According to researchers at the Medical University of Vienna and Vienna General Hospital, breast cancer treatment has progressed substantially over the years with concomitant reduction in therapy intensity, with the aim of avoiding both over- and under-treatment becoming a major focus of new therapy concepts. More...
New treatments tend to follow a curative intent, and need to be decided in a multidisciplinary setting, taking molecular subtype and locoregional tumor load into account.

Primary conventional surgery is thus not the optimal choice for all patients, and in triple-negative and hormone receptor (HER2)-negative early breast cancer, neoadjuvant therapy has become a commonly used option. Depending on clinical tumor subtype, the therapeutic backbones of treatment now include endocrine therapy, anti-HER2 targeting, and chemotherapy. In metastatic breast cancer, therapy goals of newer targeted therapies are prolongation of survival and maintaining quality of life, using endocrine therapies HER2 for long-term disease control. The review was presented at the 15th St. Gallen Breast Cancer Conference, held during March 2017 in Vienna (Austria).

“Nowadays, we believe that successful treatment is only possible by taking a more interdisciplinary approach. We are able to provide this at the comprehensive cancer center of MedUni Vienna and Vienna General Hospital because we have combined all the disciplines under one roof,” said review presenter Michael Gnant, MD, head of the department of surgery at MedUni Vienna and AKH. “These include fundamental cancer research, the specialist areas involved, and clinical research, and this enables us to keep our finger on the pulse of medical progress.”
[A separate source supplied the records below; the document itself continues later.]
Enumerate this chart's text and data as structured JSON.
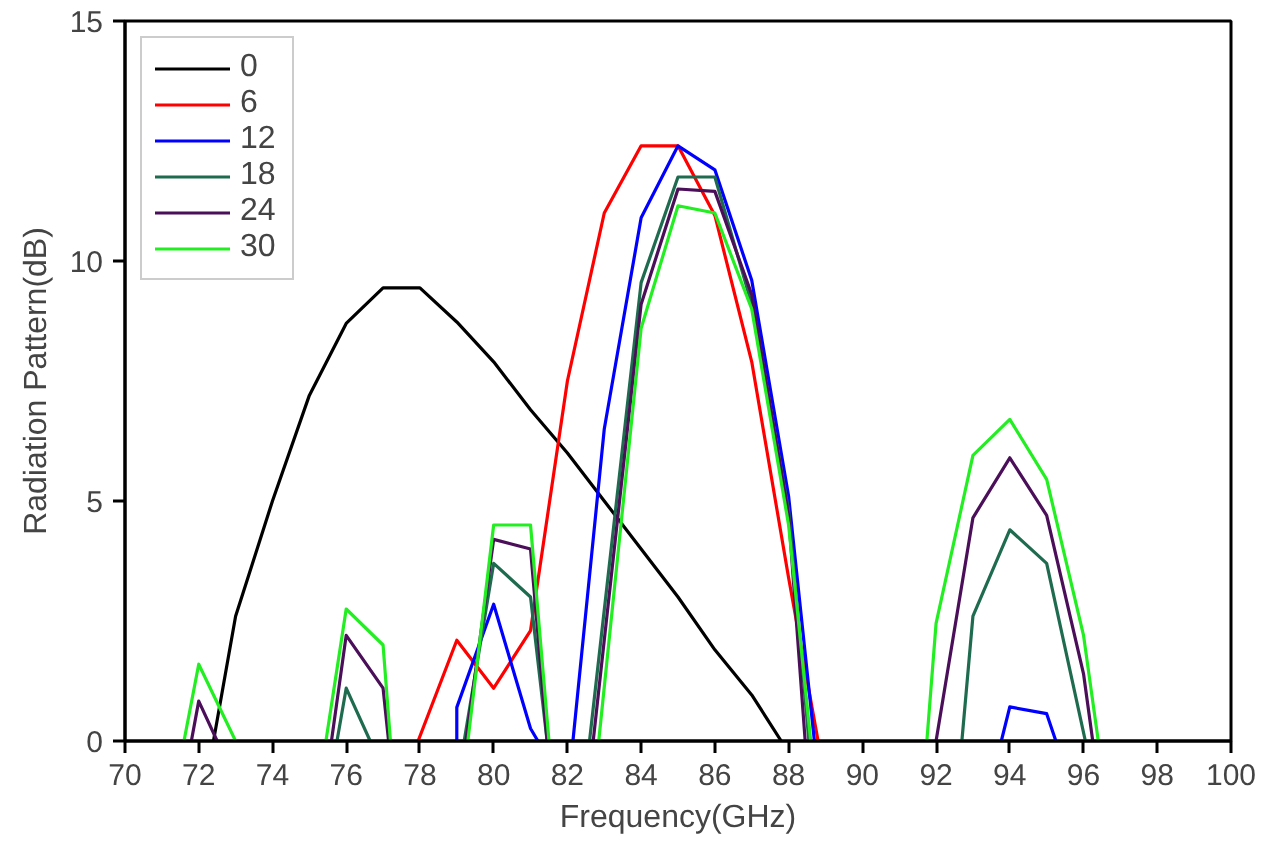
{
  "chart_data": {
    "type": "line",
    "xlabel": "Frequency(GHz)",
    "ylabel": "Radiation Pattern(dB)",
    "xlim": [
      70,
      100
    ],
    "ylim": [
      0,
      15
    ],
    "xticks": [
      70,
      72,
      74,
      76,
      78,
      80,
      82,
      84,
      86,
      88,
      90,
      92,
      94,
      96,
      98,
      100
    ],
    "yticks": [
      0,
      5,
      10,
      15
    ],
    "legend": "top left",
    "grid": false,
    "marker": "none",
    "line_style": "solid",
    "series": [
      {
        "name": "0",
        "color": "#000000",
        "x": [
          72.4,
          73,
          74,
          75,
          76,
          77,
          78,
          79,
          80,
          81,
          82,
          83,
          84,
          85,
          86,
          87,
          87.8
        ],
        "values": [
          0,
          2.6,
          5.0,
          7.2,
          8.7,
          9.44,
          9.44,
          8.73,
          7.9,
          6.9,
          6.0,
          5.0,
          4.0,
          3.0,
          1.9,
          0.96,
          0
        ]
      },
      {
        "name": "6",
        "color": "#ff0000",
        "x": [
          77.95,
          79,
          80,
          81,
          82,
          83,
          84,
          85,
          86,
          87,
          88,
          88.8
        ],
        "values": [
          0,
          2.1,
          1.1,
          2.3,
          7.5,
          11.0,
          12.4,
          12.4,
          10.95,
          7.9,
          3.4,
          0
        ]
      },
      {
        "name": "12",
        "color": "#0000ff",
        "x": [
          79,
          79,
          80,
          81,
          81.2,
          null,
          82.15,
          83,
          84,
          85,
          86,
          87,
          88,
          88.7,
          null,
          93.77,
          94,
          95,
          95.25
        ],
        "values": [
          0,
          0.7,
          2.85,
          0.26,
          0,
          null,
          0,
          6.5,
          10.9,
          12.4,
          11.9,
          9.6,
          5.1,
          0,
          null,
          0,
          0.71,
          0.57,
          0
        ]
      },
      {
        "name": "18",
        "color": "#1f6b4f",
        "x": [
          75.75,
          76,
          76.65,
          null,
          79.2,
          80,
          81,
          81.45,
          null,
          82.6,
          84,
          85,
          86,
          87,
          88,
          88.55,
          null,
          92.7,
          93,
          94,
          95,
          96.05
        ],
        "values": [
          0,
          1.1,
          0,
          null,
          0,
          3.7,
          3.0,
          0,
          null,
          0,
          9.55,
          11.75,
          11.75,
          9.1,
          4.8,
          0,
          null,
          0,
          2.6,
          4.4,
          3.7,
          0
        ]
      },
      {
        "name": "24",
        "color": "#4b0f5a",
        "x": [
          71.8,
          72,
          72.5,
          null,
          75.6,
          76,
          77,
          77.15,
          null,
          79.25,
          80,
          81,
          81.45,
          null,
          82.7,
          84,
          85,
          86,
          87,
          88,
          88.45,
          null,
          92,
          93,
          94,
          95,
          96,
          96.25
        ],
        "values": [
          0,
          0.83,
          0,
          null,
          0,
          2.2,
          1.1,
          0,
          null,
          0,
          4.2,
          4.0,
          0,
          null,
          0,
          9.1,
          11.5,
          11.45,
          9.3,
          4.7,
          0,
          null,
          0,
          4.65,
          5.9,
          4.7,
          1.4,
          0
        ]
      },
      {
        "name": "30",
        "color": "#22ee22",
        "x": [
          71.6,
          72,
          73,
          null,
          75.45,
          76,
          77,
          77.2,
          null,
          79.3,
          80,
          81,
          81.5,
          null,
          82.85,
          84,
          85,
          86,
          87,
          88,
          88.6,
          null,
          91.75,
          92,
          93,
          94,
          95,
          96,
          96.4
        ],
        "values": [
          0,
          1.6,
          0,
          null,
          0,
          2.75,
          2.0,
          0,
          null,
          0,
          4.5,
          4.5,
          0,
          null,
          0,
          8.6,
          11.15,
          11.0,
          9.0,
          4.5,
          0,
          null,
          0,
          2.45,
          5.95,
          6.7,
          5.45,
          2.2,
          0
        ]
      }
    ]
  }
}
“Overtreatment often has huge side-effects for patients without providing any therapeutic benefit. We are therefore going to discuss the question with international experts and thrash out the optimum strategy for treating ductal carcinoma in situ,” said conference chairman Farid Moinfar, MD, of the Medical University of Graz (Austria). “The long-term aim is to make a more accurate distinction between ductal carcinoma in situ cases and divide them into biological subtypes, so that we are able to filter out those that do not require any further treatment following surgery.”
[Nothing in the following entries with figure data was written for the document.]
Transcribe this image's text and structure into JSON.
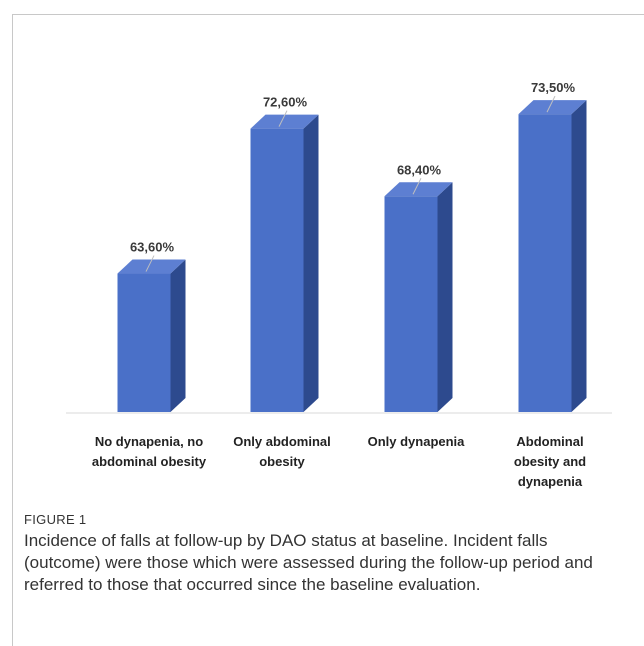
{
  "figure": {
    "label": "FIGURE 1",
    "caption": "Incidence of falls at follow-up by DAO status at baseline. Incident falls (outcome) were those which were assessed during the follow-up period and referred to those that occurred since the baseline evaluation."
  },
  "colors": {
    "bar_front": "#4a70c8",
    "bar_side": "#2d4a8e",
    "bar_top": "#5d7fd2"
  },
  "chart_data": {
    "type": "bar",
    "categories": [
      [
        "No dynapenia, no",
        "abdominal obesity"
      ],
      [
        "Only abdominal",
        "obesity"
      ],
      [
        "Only dynapenia"
      ],
      [
        "Abdominal",
        "obesity and",
        "dynapenia"
      ]
    ],
    "values": [
      63.6,
      72.6,
      68.4,
      73.5
    ],
    "labels": [
      "63,60%",
      "72,60%",
      "68,40%",
      "73,50%"
    ],
    "ylim": [
      55,
      75
    ],
    "grid": false,
    "legend": "none"
  }
}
Ductal carcinoma in situ (DCIS) is the most common type of non-invasive breast cancer, in which the abnormal cells are contained inside the milk ducts. If DCIS is not treated, it may eventually develop into invasive breast cancer, which can spread outside the ducts into the breast tissue and then possibly to other parts of the body. Since DCIS cannot usually be felt as a breast lump or other breast change, most cases are diagnosed following routine screening with mammograms or ultrasound, appearing as micro-calcifications.